仕事の依頼で数日間アパートを留守にするのは、決して珍しいことではない。
その日に限り、李強の息子が劉(りゅう)の部屋の前で待ち伏せをしていた。
仕事の依頼が入ってない時、暇潰しに日本語を教えたり、キャッチボールをして遊んでやっている。

「戻って来なかったこと、今までにあったか?」
「…ないけど。今度は戻ってこない気がする」
「どうして?」
「梁(りやん)、戻って来なかった。戻って来るって言ったのに。パパに訊いたら、もう戻って来ないって言った」
突然いなくなった、自分を相手にしてくれていた大人。

その始末を命じたのが自分の父親で、手を下したのが目の前の劉(りゅう)であることを、まだこの少年は知らない。
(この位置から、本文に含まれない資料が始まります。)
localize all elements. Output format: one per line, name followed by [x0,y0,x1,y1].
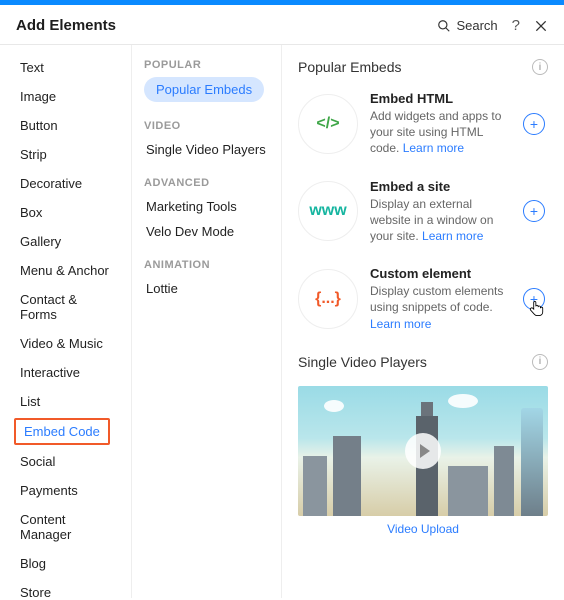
category-item[interactable]: Interactive [14,360,121,385]
decorative [303,456,327,516]
subcategory-item[interactable]: Lottie [144,277,269,300]
subcategory-item[interactable]: Popular Embeds [144,77,264,102]
section-title: Popular Embeds [298,59,402,75]
embed-text: Embed HTML Add widgets and apps to your s… [370,91,508,157]
subcategory-list: POPULAR Popular Embeds VIDEO Single Video P… [132,45,282,598]
embed-description: Add widgets and apps to your site using … [370,108,508,157]
add-button-wrap: + [520,288,548,310]
section-header-popular-embeds: Popular Embeds i [298,59,548,75]
search-label: Search [456,18,497,33]
video-upload-thumbnail[interactable] [298,386,548,516]
panel-body: Text Image Button Strip Decorative Box Gallery… [0,45,564,598]
decorative [421,402,433,416]
category-item[interactable]: Payments [14,478,121,503]
subcategory-item[interactable]: Marketing Tools [144,195,269,218]
embed-title: Embed a site [370,179,508,194]
decorative [324,400,344,412]
category-item[interactable]: Contact & Forms [14,287,121,327]
subcategory-item[interactable]: Single Video Players [144,138,269,161]
embed-list: </> Embed HTML Add widgets and apps to you… [298,91,548,332]
category-item[interactable]: Embed Code [14,418,110,445]
category-item[interactable]: Strip [14,142,121,167]
embed-type-icon: </> [298,94,358,154]
content-pane: Popular Embeds i </> Embed HTML Add widget… [282,45,564,598]
learn-more-link[interactable]: Learn more [403,141,464,155]
category-item[interactable]: Menu & Anchor [14,258,121,283]
embed-item: www Embed a site Display an external websi… [298,179,548,245]
category-list: Text Image Button Strip Decorative Box Gallery… [0,45,132,598]
embed-text: Custom element Display custom elements us… [370,266,508,332]
search-button[interactable]: Search [437,18,497,33]
panel-title: Add Elements [16,17,116,34]
header-actions: Search ? [437,17,548,34]
category-item[interactable]: Blog [14,551,121,576]
add-button[interactable]: + [523,288,545,310]
category-item[interactable]: Gallery [14,229,121,254]
embed-type-icon: {...} [298,269,358,329]
category-item[interactable]: Image [14,84,121,109]
help-icon[interactable]: ? [512,17,520,34]
video-upload-caption[interactable]: Video Upload [298,522,548,536]
subcategory-group-header: VIDEO [144,120,269,132]
category-item[interactable]: Social [14,449,121,474]
embed-type-icon: www [298,181,358,241]
section-title: Single Video Players [298,354,427,370]
add-button-wrap: + [520,200,548,222]
embed-description: Display an external website in a window … [370,196,508,245]
embed-item: </> Embed HTML Add widgets and apps to you… [298,91,548,157]
decorative [521,408,543,516]
learn-more-link[interactable]: Learn more [370,317,431,331]
add-button-wrap: + [520,113,548,135]
info-icon[interactable]: i [532,59,548,75]
category-item[interactable]: Content Manager [14,507,121,547]
info-icon[interactable]: i [532,354,548,370]
category-item[interactable]: Box [14,200,121,225]
subcategory-group-header: POPULAR [144,59,269,71]
embed-item: {...} Custom element Display custom elemen… [298,266,548,332]
add-button[interactable]: + [523,200,545,222]
embed-description: Display custom elements using snippets o… [370,283,508,332]
category-item[interactable]: Video & Music [14,331,121,356]
decorative [448,394,478,408]
section-header-video-players: Single Video Players i [298,354,548,370]
subcategory-item[interactable]: Velo Dev Mode [144,220,269,243]
subcategory-group-header: ANIMATION [144,259,269,271]
close-icon[interactable] [534,19,548,33]
add-button[interactable]: + [523,113,545,135]
embed-title: Custom element [370,266,508,281]
decorative [494,446,514,516]
embed-text: Embed a site Display an external website … [370,179,508,245]
decorative [333,436,361,516]
search-icon [437,19,451,33]
panel-header: Add Elements Search ? [0,5,564,45]
play-icon [405,433,441,469]
subcategory-group-header: ADVANCED [144,177,269,189]
category-item[interactable]: List [14,389,121,414]
category-item[interactable]: Text [14,55,121,80]
embed-title: Embed HTML [370,91,508,106]
category-item[interactable]: Button [14,113,121,138]
decorative [448,466,488,516]
category-item[interactable]: Store [14,580,121,598]
category-item[interactable]: Decorative [14,171,121,196]
learn-more-link[interactable]: Learn more [422,229,483,243]
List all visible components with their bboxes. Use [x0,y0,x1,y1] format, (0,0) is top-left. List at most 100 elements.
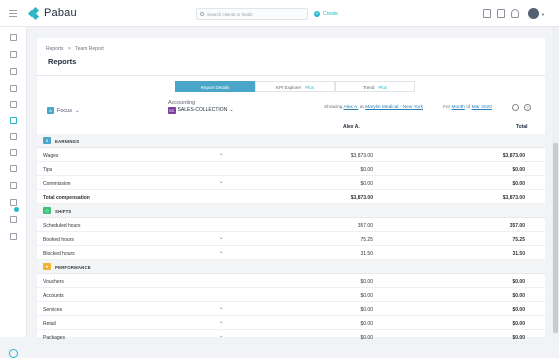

「日本に行くんだよね? パパが言ってた。劉(りゅう)、本当は、日本人なんだろ?」
「さあな。日本語が流暢だから、そうかもしれないな。自分が本当に日本人かどうかは分らない」
「ごめんなさい。昔の事、何も覚えてないんだよね…」
「ああ。心配するな。仕事が終われば戻ってくる」
「必ず?」
「ああ。小指立ててみろ。教えただろ、日本式の約束」

少年の指に自分の小指を絡め、指切りをした。

「帰ってこなかったら、僕、日本に行って、劉(りゅう)に針じゃなくて、釘を千本飲ませるから」
「それは怖いな。ちゃんと、日本の土産買って来てやるから、良い子にしていろ。じゃあな」

さよならの代わりに、頭をグシャグシャと掻き回すように撫でてやる。
そして、大きなスーツケースと共に、少年の前から劉(りゅう)は遠ざかって行った。

「…嘘付きっ…。劉(りゅう)戻って来ないくせに…。パパの仕事で日本に行って、戻って来た人…いない…わあぁああっ、」

少年は、自分から離れていく劉(りゅう)の後ろ姿を見ながら、大粒の涙を溢れさせていた。